It was again a mixed year for elections, where the forces of change and the forces of stability both had their victories. Here’s my top 10 for 2012.
Well, it’s that time again, when we review the highlights of the year that has passed. Actually, for most media outlets “that time” seems to be around two weeks ago, so anything that happens in late December (as two of this year’s biggest elections did) just misses out. So I’ve consciously left it until the last day of the year to review the elections of 2012.
It was again a mixed year, where the forces of change and the forces of stability both had their victories. Six of the G20 countries held elections in 2012, compared to four in 2011 (you can read last year’s review here). Three of them – France, Mexico and Japan – went against the incumbents, but none of the results were really unexpected. Of those contests that could be seen in ideological terms the left probably had a slight edge, but it’s hard to see much of a global trend.
Australia missed out on most of the action, with just one state election: in Queensland, where the ALP suffered a whitewash. Although its vote held up better than it had last year in New South Wales, its parliamentary representation was much more comprehensively destroyed – illustrating again the vagaries of the electoral system.
So here, in chronological order, are my top ten elections of 2012:
Taiwan (14 January): President Ma Ying-jeou of the Kuomintang was re-elected reasonably comfortably, in what amounted to a referendum on his policy of closer engagement with the communist mainland. Voters evidently decided that the gains from better cross-strait relations justified the shelving of some of their national aspirations.

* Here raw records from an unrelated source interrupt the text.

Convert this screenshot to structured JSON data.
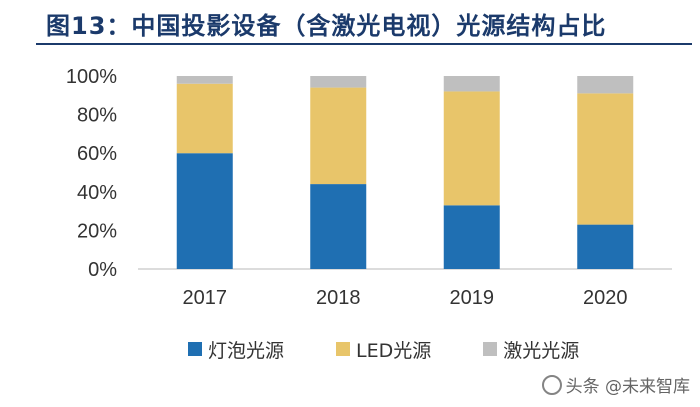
{
  "title": "图13：中国投影设备（含激光电视）光源结构占比",
  "chart_data": {
    "type": "bar",
    "stacked": true,
    "categories": [
      "2017",
      "2018",
      "2019",
      "2020"
    ],
    "series": [
      {
        "name": "灯泡光源",
        "color": "#1f6fb2",
        "values": [
          60,
          44,
          33,
          23
        ]
      },
      {
        "name": "LED光源",
        "color": "#e8c56a",
        "values": [
          36,
          50,
          59,
          68
        ]
      },
      {
        "name": "激光光源",
        "color": "#bfbfbf",
        "values": [
          4,
          6,
          8,
          9
        ]
      }
    ],
    "ylim": [
      0,
      100
    ],
    "yticks": [
      "0%",
      "20%",
      "40%",
      "60%",
      "80%",
      "100%"
    ],
    "grid": false,
    "legend": "bottom"
  },
  "watermark": "头条 @未来智库"
}
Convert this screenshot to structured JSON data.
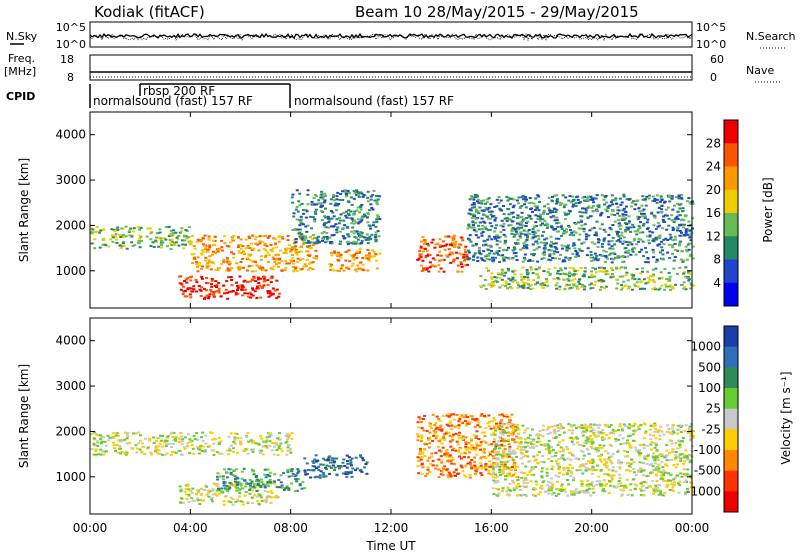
{
  "header": {
    "station": "Kodiak (fitACF)",
    "beam_dates": "Beam 10 28/May/2015 - 29/May/2015"
  },
  "nsky_panel": {
    "left_label": "N.Sky",
    "left_ticks": [
      "10^5",
      "10^0"
    ],
    "right_label": "N.Search",
    "right_ticks": [
      "10^5",
      "10^0"
    ]
  },
  "freq_panel": {
    "left_label_line1": "Freq.",
    "left_label_line2": "[MHz]",
    "left_ticks": [
      "18",
      "8"
    ],
    "right_label": "Nave",
    "right_ticks": [
      "60",
      "0"
    ]
  },
  "cpid_panel": {
    "label": "CPID",
    "modes": [
      "normalsound (fast) 157 RF",
      "rbsp 200 RF",
      "normalsound (fast) 157 RF"
    ]
  },
  "power_colorbar": {
    "label": "Power [dB]",
    "ticks": [
      "28",
      "24",
      "20",
      "16",
      "12",
      "8",
      "4"
    ],
    "colors": [
      "#0000ee",
      "#2244cc",
      "#228866",
      "#66bb55",
      "#eecc00",
      "#ff9900",
      "#ff5500",
      "#ee0000"
    ]
  },
  "velocity_colorbar": {
    "label": "Velocity [m s⁻¹]",
    "ticks": [
      "1000",
      "500",
      "100",
      "25",
      "-25",
      "-100",
      "-500",
      "-1000"
    ],
    "colors": [
      "#1a3fa8",
      "#2f6fb8",
      "#2e8b57",
      "#66cc33",
      "#c8c8c8",
      "#ffcc00",
      "#ff8800",
      "#ff3300",
      "#ee0000"
    ]
  },
  "chart_data": {
    "type": "heatmap",
    "title": "Kodiak (fitACF) Beam 10 28/May/2015 - 29/May/2015",
    "xlabel": "Time UT",
    "ylabel": "Slant Range [km]",
    "x_ticks": [
      "00:00",
      "04:00",
      "08:00",
      "12:00",
      "16:00",
      "20:00",
      "00:00"
    ],
    "xlim_hours": [
      0,
      24
    ],
    "y_ticks": [
      "4000",
      "3000",
      "2000",
      "1000"
    ],
    "ylim_km": [
      180,
      4500
    ],
    "panels": [
      {
        "name": "Power",
        "colorbar_label": "Power [dB]",
        "colorbar_ticks": [
          28,
          24,
          20,
          16,
          12,
          8,
          4
        ],
        "echo_regions": [
          {
            "t": [
              0.0,
              4.0
            ],
            "range_km": [
              1500,
              2000
            ],
            "level": "12"
          },
          {
            "t": [
              3.5,
              7.5
            ],
            "range_km": [
              400,
              900
            ],
            "level": "28"
          },
          {
            "t": [
              4.0,
              9.0
            ],
            "range_km": [
              1000,
              1800
            ],
            "level": "20"
          },
          {
            "t": [
              8.0,
              11.5
            ],
            "range_km": [
              1600,
              2800
            ],
            "level": "8"
          },
          {
            "t": [
              9.5,
              11.5
            ],
            "range_km": [
              1000,
              1500
            ],
            "level": "20"
          },
          {
            "t": [
              13.0,
              15.0
            ],
            "range_km": [
              1000,
              1800
            ],
            "level": "24"
          },
          {
            "t": [
              15.0,
              24.0
            ],
            "range_km": [
              1200,
              2700
            ],
            "level": "8"
          },
          {
            "t": [
              15.5,
              24.0
            ],
            "range_km": [
              600,
              1100
            ],
            "level": "12"
          }
        ]
      },
      {
        "name": "Velocity",
        "colorbar_label": "Velocity [m s⁻¹]",
        "colorbar_ticks": [
          1000,
          500,
          100,
          25,
          -25,
          -100,
          -500,
          -1000
        ],
        "echo_regions": [
          {
            "t": [
              0.0,
              8.0
            ],
            "range_km": [
              1500,
              2000
            ],
            "level": "-25"
          },
          {
            "t": [
              3.5,
              7.5
            ],
            "range_km": [
              400,
              900
            ],
            "level": "-25"
          },
          {
            "t": [
              5.0,
              8.5
            ],
            "range_km": [
              700,
              1200
            ],
            "level": "100"
          },
          {
            "t": [
              8.5,
              11.0
            ],
            "range_km": [
              1000,
              1500
            ],
            "level": "500"
          },
          {
            "t": [
              13.0,
              17.0
            ],
            "range_km": [
              1000,
              2400
            ],
            "level": "-500"
          },
          {
            "t": [
              16.0,
              24.0
            ],
            "range_km": [
              600,
              2200
            ],
            "level": "-25"
          }
        ]
      }
    ]
  }
}
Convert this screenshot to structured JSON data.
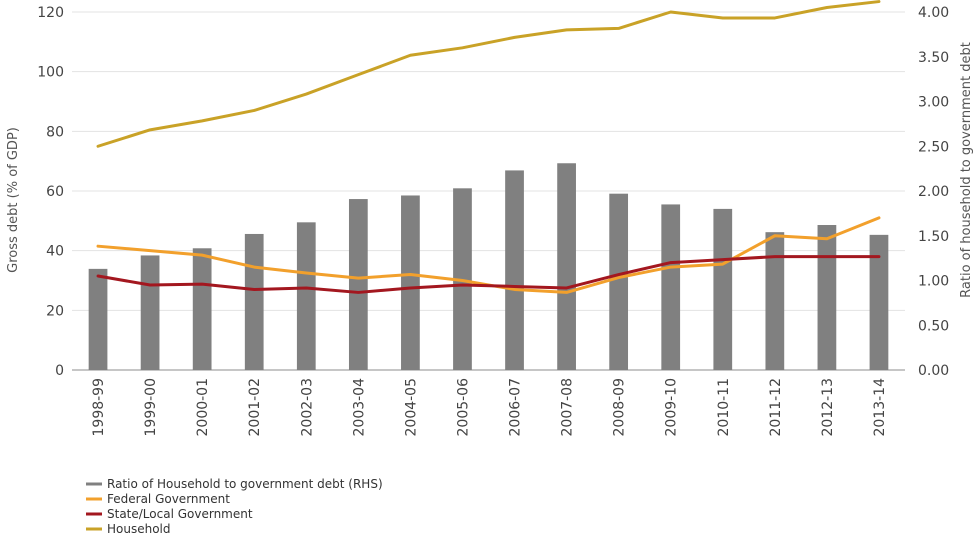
{
  "chart_data": {
    "type": "bar",
    "title": "",
    "xlabel": "",
    "ylabel": "Gross debt (% of GDP)",
    "y2label": "Ratio of household to government debt",
    "ylim": [
      0,
      120
    ],
    "y2lim": [
      0,
      4
    ],
    "yticks": [
      "0",
      "20",
      "40",
      "60",
      "80",
      "100",
      "120"
    ],
    "y2ticks": [
      "0.00",
      "0.50",
      "1.00",
      "1.50",
      "2.00",
      "2.50",
      "3.00",
      "3.50",
      "4.00"
    ],
    "grid": true,
    "legend_position": "bottom-left",
    "categories": [
      "1998-99",
      "1999-00",
      "2000-01",
      "2001-02",
      "2002-03",
      "2003-04",
      "2004-05",
      "2005-06",
      "2006-07",
      "2007-08",
      "2008-09",
      "2009-10",
      "2010-11",
      "2011-12",
      "2012-13",
      "2013-14"
    ],
    "series": [
      {
        "name": "Ratio of Household to government debt (RHS)",
        "type": "bar",
        "axis": "right",
        "color": "#808080",
        "values": [
          1.13,
          1.28,
          1.36,
          1.52,
          1.65,
          1.91,
          1.95,
          2.03,
          2.23,
          2.31,
          1.97,
          1.85,
          1.8,
          1.54,
          1.62,
          1.51
        ]
      },
      {
        "name": "Federal Government",
        "type": "line",
        "axis": "left",
        "color": "#f2a02c",
        "values": [
          41.5,
          40,
          38.5,
          34.5,
          32.5,
          30.8,
          32,
          30,
          27,
          26,
          31,
          34.5,
          35.5,
          45,
          44,
          51
        ]
      },
      {
        "name": "State/Local Government",
        "type": "line",
        "axis": "left",
        "color": "#a3171f",
        "values": [
          31.5,
          28.5,
          28.8,
          27,
          27.5,
          26,
          27.5,
          28.5,
          28,
          27.5,
          32,
          36,
          37,
          38,
          38,
          38
        ]
      },
      {
        "name": "Household",
        "type": "line",
        "axis": "left",
        "color": "#c9a227",
        "values": [
          75,
          80.5,
          83.5,
          87,
          92.5,
          99,
          105.5,
          108,
          111.5,
          114,
          114.5,
          120,
          118,
          118,
          121.5,
          123.5
        ]
      }
    ]
  }
}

Russia (4 March): Former president Vladimir Putin, having spent four years as prime minister, returned to his old job after winning 63.6% of the vote in Russia’s presidential election. The impressive opposition protests from late 2011 failed to translate into a significant opposition vote – partly due, no doubt, to unfairnesses in the electoral system, but also to Putin’s genuine popularity in much of the country.
Senegal (26 February/25 March): In one of Africa’s more robust democracies, incumbent Abdoulaye Wade was permitted, on slightly dubious constitutional grounds, to run for a third term. But the voters decided that two was enough and although Wade led on the first round, he was comfortably defeated in the runoff by former prime minister Macky Sall.
France (22 April/6 May): Possibly the landmark election of 2012, in which the European left, which has had a shocking few years, signalled that it was on the comeback trail. Socialist François Hollande scored a clear victory over centre-right incumbent Nicolas Sarkozy, with voters apparently seeing him as a safe pair of hands in Europe’s continuing financial crisis. Hollande went on to win a solid majority in parliament, and the left also took power in Slovakia and Lithuania, although it failed to topple the liberals in the Netherlands.
Egypt (23-24 May/16-17 June): For the first time ever Egypt gained a democratically elected president – Mohammed Morsi, from the Muslim Brotherhood. He wasn’t the president most democrats had wanted, but liberal and left-wing candidates had been eliminated in the first round, and Morsi faced off against a candidate of the old regime in the runoff, winning with 51.7%. Electoral systems matter.
Greece (17 June): This was Greece’s second parliamentary election for the year, after the first, on 6 May, failed to produce any workable majority. This time the voters decided that they could live with austerity as the price of remaining in the eurozone, and a broad coalition led by the centre-right New Democracy took office – helped by an electoral system that gave a bonus allocation of seats to the party with a plurality.
Mexico (1 July): The Institutional Revolutionary Party, out of office for 12 years, returned to power with new president Enrique Peña Nieto and a promise to wind back the deadly drug conflict. It was otherwise a quiet year for elections in Latin America, but Hugo Chávez overcame strong opposition to win re-election in Venezuela in October.
Georgia (1 October): In parliamentary elections the party of president Mikhail Saakashvili was defeated by an opposition coalition and Georgia’s richest man, Bidzina Ivanishvili, became prime minister – raising hopes for better relations with neighboring Russia. Saakashvili is a great favorite with America’s neoconservatives but has been less successful domestically.
United States (6 November): Democrat president Barack Obama was re-elected with a reduced but still reasonably clear majority. It wasn’t a surprise to anyone who had read and understood the opinion polls, but that category evidently didn’t include large sections of the Republican party. Democrats also increased their majority in the Senate, although Republicans (aided by widespread gerrymandering) retained control of the House of Representatives.
Japan (16 December): Once again, Japanese voters decided that life without the Liberal Democratic Party wasn’t such a good idea; after three years in office, the Democratic Party of Japan was defeated in a landslide (at least in seats – votes were a lot closer) and the LDP returned to power. But it wasn’t all bad for East Asian incumbents, as the centre-right held on in South Korea later the same week.
Dishonorable Mentions: As usual, there were a number of questionable, fraudulent or conspicuously non-existent elections. Kazakhstan, Iran and Syria all deserve mention, but at the bottom of the pile is China, the world’s second-largest economy and third-greatest military power, which changed leadership in a completely opaque process with essentially zero public input.
Must try harder in 2013. Happy new year, everyone.